- Pamplin Media
- Portland Tribune - Features
Striking and sumptuous, outfitted with ceiling-to-floor drapery and a puckered wall inlaid with mirrors, Bluehour has understated razzle-dazzle down to a T.
A cosmopolitan It Girl among more than a few earnest, less-worldly lasses, Bluehour stands out first, for its glittering scene, second, for the fine food of chef Kenny Giambalvo.
The long list of starters, compared with just a half-dozen entrees, is everyone's favorite part of the menu. Gnocchi are velvety, cheesy cushions with a salty kick and hint of black truffle.
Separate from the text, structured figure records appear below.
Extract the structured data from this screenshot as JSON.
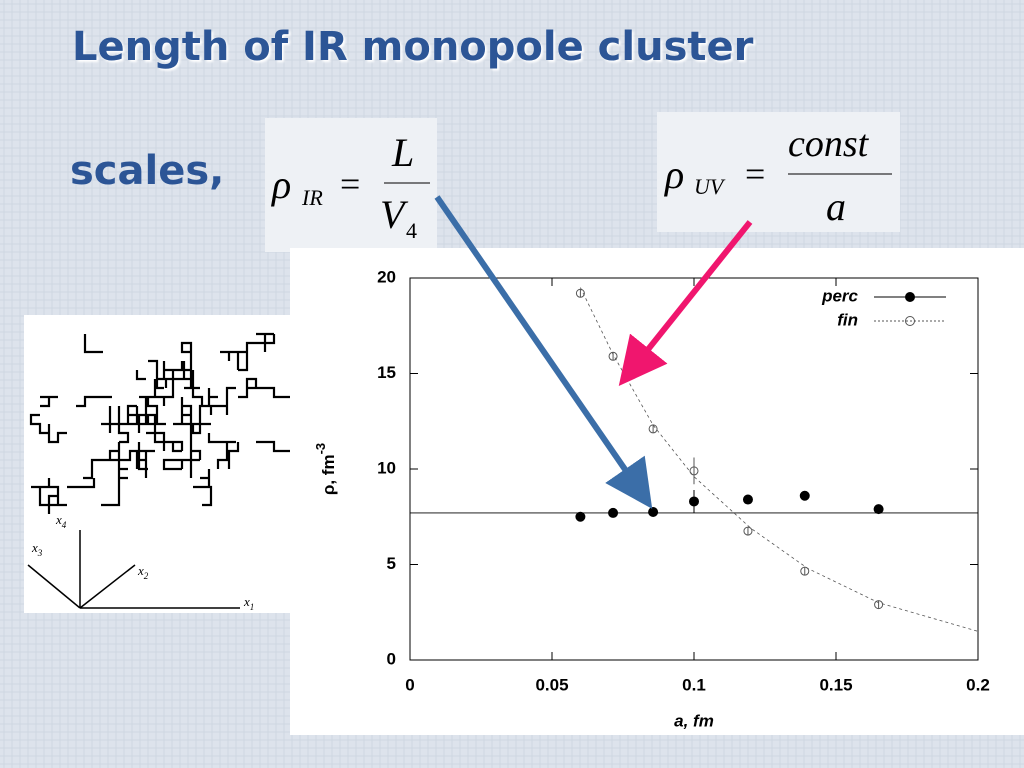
{
  "title": "Length of IR monopole cluster",
  "lead": "scales,",
  "formula_ir": {
    "symbol": "ρ",
    "sub": "IR",
    "eq": "=",
    "num": "L",
    "den": "V",
    "den_sub": "4"
  },
  "formula_uv": {
    "symbol": "ρ",
    "sub": "UV",
    "eq": "=",
    "num": "const",
    "den": "a"
  },
  "cluster_axes": [
    {
      "base": "x",
      "sub": "1"
    },
    {
      "base": "x",
      "sub": "2"
    },
    {
      "base": "x",
      "sub": "3"
    },
    {
      "base": "x",
      "sub": "4"
    }
  ],
  "chart_data": {
    "type": "scatter",
    "xlabel": "a, fm",
    "ylabel": "ρ, fm",
    "ylabel_sup": "-3",
    "xlim": [
      0,
      0.2
    ],
    "ylim": [
      0,
      20
    ],
    "xticks": [
      0,
      0.05,
      0.1,
      0.15,
      0.2
    ],
    "yticks": [
      0,
      5,
      10,
      15,
      20
    ],
    "legend": "upper right",
    "series": [
      {
        "name": "perc",
        "color": "#000000",
        "filled": true,
        "x": [
          0.06,
          0.0715,
          0.0856,
          0.1,
          0.119,
          0.139,
          0.165
        ],
        "values": [
          7.5,
          7.7,
          7.75,
          8.3,
          8.4,
          8.6,
          7.9
        ],
        "errors": [
          0.2,
          0.1,
          0.1,
          0.6,
          0.1,
          0.1,
          0.1
        ]
      },
      {
        "name": "fin",
        "color": "#555555",
        "filled": false,
        "x": [
          0.06,
          0.0715,
          0.0856,
          0.1,
          0.119,
          0.139,
          0.165
        ],
        "values": [
          19.2,
          15.9,
          12.1,
          9.9,
          6.75,
          4.65,
          2.9
        ],
        "errors": [
          0.2,
          0.2,
          0.2,
          0.7,
          0.2,
          0.2,
          0.2
        ]
      }
    ],
    "fit": {
      "x": [
        0.06,
        0.0715,
        0.0856,
        0.1,
        0.12,
        0.14,
        0.165,
        0.2
      ],
      "values": [
        19.5,
        16,
        12.3,
        9.6,
        6.9,
        4.8,
        3.0,
        1.5
      ]
    },
    "hline": 7.7
  }
}
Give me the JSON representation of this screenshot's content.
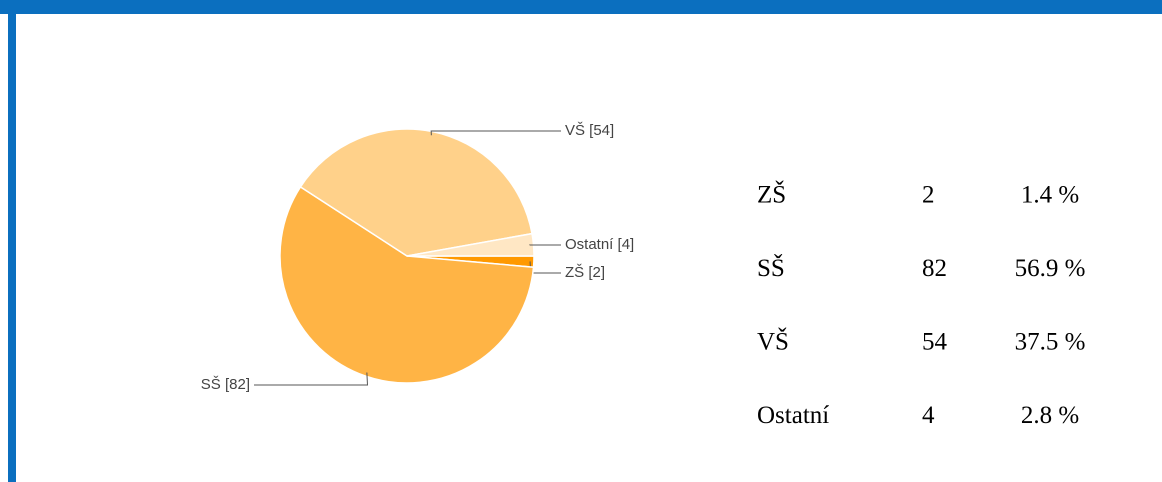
{
  "chart_data": {
    "type": "pie",
    "categories": [
      "ZŠ",
      "SŠ",
      "VŠ",
      "Ostatní"
    ],
    "values": [
      2,
      82,
      54,
      4
    ],
    "value_labels": [
      "ZŠ [2]",
      "SŠ [82]",
      "VŠ [54]",
      "Ostatní [4]"
    ],
    "colors": [
      "#ff9900",
      "#ffb445",
      "#ffd18a",
      "#ffe7c4"
    ]
  },
  "table": {
    "rows": [
      [
        "ZŠ",
        2,
        "1.4 %"
      ],
      [
        "SŠ",
        82,
        "56.9 %"
      ],
      [
        "VŠ",
        54,
        "37.5 %"
      ],
      [
        "Ostatní",
        4,
        "2.8 %"
      ]
    ]
  }
}
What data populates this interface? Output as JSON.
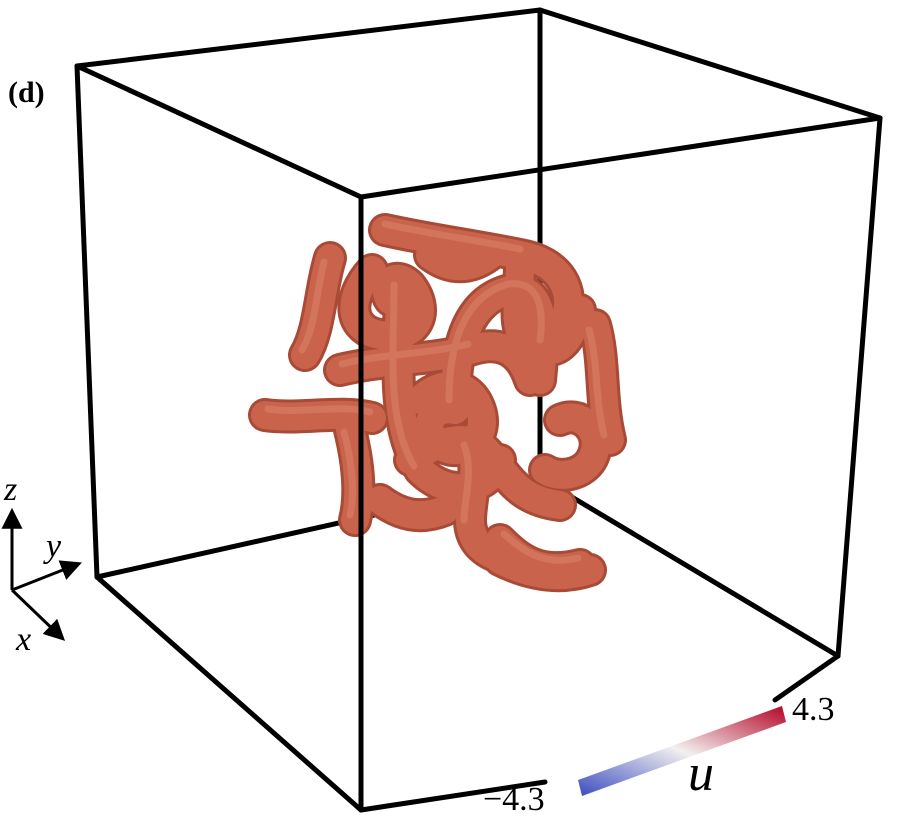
{
  "panel_label": "(d)",
  "axes_triad": {
    "z_label": "z",
    "y_label": "y",
    "x_label": "x"
  },
  "colorbar": {
    "variable": "u",
    "min_label": "−4.3",
    "max_label": "4.3",
    "min_color": "#3b4cc0",
    "mid_color": "#f2f0ef",
    "max_color": "#b40426"
  },
  "filament": {
    "color": "#c9634c",
    "highlight_color": "#e08a70",
    "shadow_color": "#a84a36"
  },
  "box": {
    "edge_color": "#000000"
  }
}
Made-to-order risotto, recently touting cuttlefish braised in squid ink, takes longer to prepare than most appetizers, but the first bite confirms that it's worth the wait. Seared sea scallops cosseted by strips of bacon are a heady treat. And the elegant Caesar salad, composed of full, slender romaine leaves, always satisfies.
Intriguing ingredients unexpectedly pop up all over the menu. Watercress and a sweet onion salad lend perkiness to grilled hanger steak while grapefruit and leeks accompany excellent seared foie gras. Even desserts, such as chocolate caramel tart spiked with fleur de sel, take a walk on the wildish side.